Tuesday, February 07, 2006

Your door

It’s Saturday night. I know you’d be here soon. You’ve never missed coming home every weekend. As usual, I’m again in front of my PC, waiting for you in disguise of writing this article.

I listen for the now familiar signs that announce your arrival—the way you open the gate and the sound of your keys as they dangle in your hand and of your footsteps as you cross the living room, making your way up the stairs to your room.

The scene that follows is one that happens week after week after week. I’d turn my head toward you as you make your final step up the stairs, then you’d pause, we’d smile and greet each other, then you’d reach for the door to your room, let yourself in, then shut it at my face.

I’d stare at the closed door, hating and cursing it for being there to shield you from me, for not being the kind of door that opens to present opportunities and invite people in, and for being the unbearable witness to my anguish as it mercilessly shuts itself after you pass through it without me.

Then I’d get on with my writing, waiting for that damn door to open and give me at least another glimpse of you before I finally call it a night. But seldom has it listened to my pleas. It is like a prison wall, except that I, the prisoner, am shut out.

And tonight, I don’t see it as anything different.

I busy my hands with the computer keys, trying to come up with an article for the magazine I work for. But occasionally I’d catch my thoughts drifting toward you and it is a real effort to drag them back to the subject I am writing. I need to finish this article.

But why aren’t you here yet? It’s already an hour past the time you usually arrive. Where are you? Have you possibly met up with someone? Damn!

Another thirty minutes passed. I didn’t hear any sound, but now you are already walking up the stairs (I must have really gotten engrossed with my typing). I looked up and greeted you with that practiced smile—the kind that exudes warmth but hides deeper emotions, lest you’d find out how I really feel for you. You smiled back, but not the kind of smile you’d given me all these years. There’s something peculiar about the way you were looking at me. I couldn’t figure what it was, but you looked at me as though it was the first time you’ve seen me. Your gaze was so intense I was thinking maybe you thought I was a ghost, or someone from out of this world. And, instead of reaching for your door, you walked straight toward me. I felt my heart do some silly flip-flopping and my whole being trembled.

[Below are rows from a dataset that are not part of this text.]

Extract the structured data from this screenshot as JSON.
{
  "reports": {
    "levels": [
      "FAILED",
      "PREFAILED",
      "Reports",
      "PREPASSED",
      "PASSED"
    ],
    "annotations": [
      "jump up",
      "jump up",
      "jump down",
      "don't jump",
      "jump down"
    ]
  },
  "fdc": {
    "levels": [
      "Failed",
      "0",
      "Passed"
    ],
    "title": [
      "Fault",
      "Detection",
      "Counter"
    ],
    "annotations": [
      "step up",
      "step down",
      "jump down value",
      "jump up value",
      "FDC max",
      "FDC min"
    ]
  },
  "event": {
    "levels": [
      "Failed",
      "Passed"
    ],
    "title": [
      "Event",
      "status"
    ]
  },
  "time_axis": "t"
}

I didn’t remove my gaze from yours, not even when you reached for my hand and gently tugged me to stand. My legs had turned to jelly and I was more than willing to be in your arms. I’ve waited forever for this to happen; there’s no chickening out now.

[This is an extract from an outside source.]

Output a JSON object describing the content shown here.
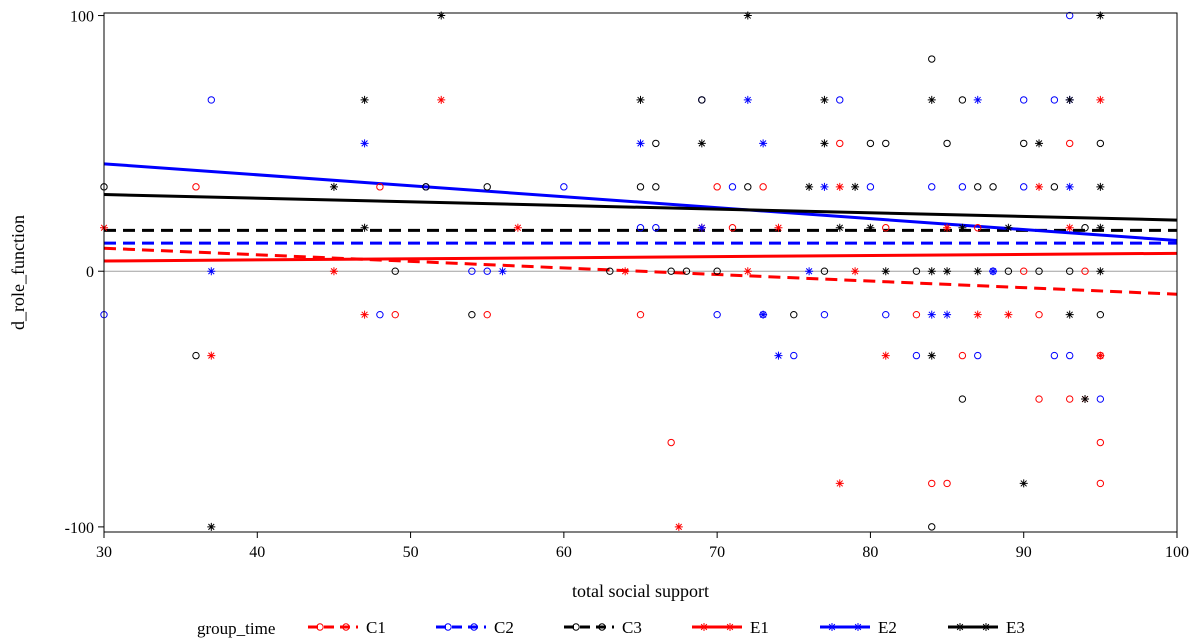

I saw your face moving closer and your lips descending to mine. I didn’t have any thoughts of resisting; only anticipation for that moment when our lips finally touch. And when they did, everything else faded.

The kiss might have lasted only for a few minutes, possibly seconds, but the contact was enough to set my body ablaze. Then, I looked up and met your eyes, ready to confess how I felt for you.

But, as I opened my mouth to speak, I heard movements on the stairs, and there you were, making your way up to your room.

Damn! I’ve done it again. My writing had gotten the better of me again, swallowing me whole into this make-believe scene I’ve often played in my mind that oftentimes became too vivid and seemingly real, I get lost in it. Like I did tonight.

But of course, like a good actress, I managed to quickly regain my composure. Never would I let you know how, just moments ago, I had been shamelessly imagining kissing you. So when you smiled and started teasing me, I was cool enough to tease you back, until you inevitably reached for your door, closing it behind you after saying goodnight. Again, I stared helplessly at the faceless, cruel monster that hides you from me, as though it was its fault that I couldn’t get through you.

When will you stop seeing me as the younger sister you never had? Ah, the door that’s literally next to mine is as far as Mars is to Earth.

If only you’d open your heart for me.


[seb/feb2004]

2 comments:

Anonymous said...

ouch! an apt article for the love month.

Anonymous said...

Ania ti aramidem no ni Prof ti umay? hehehe!

.... Watch out girl...I never knock!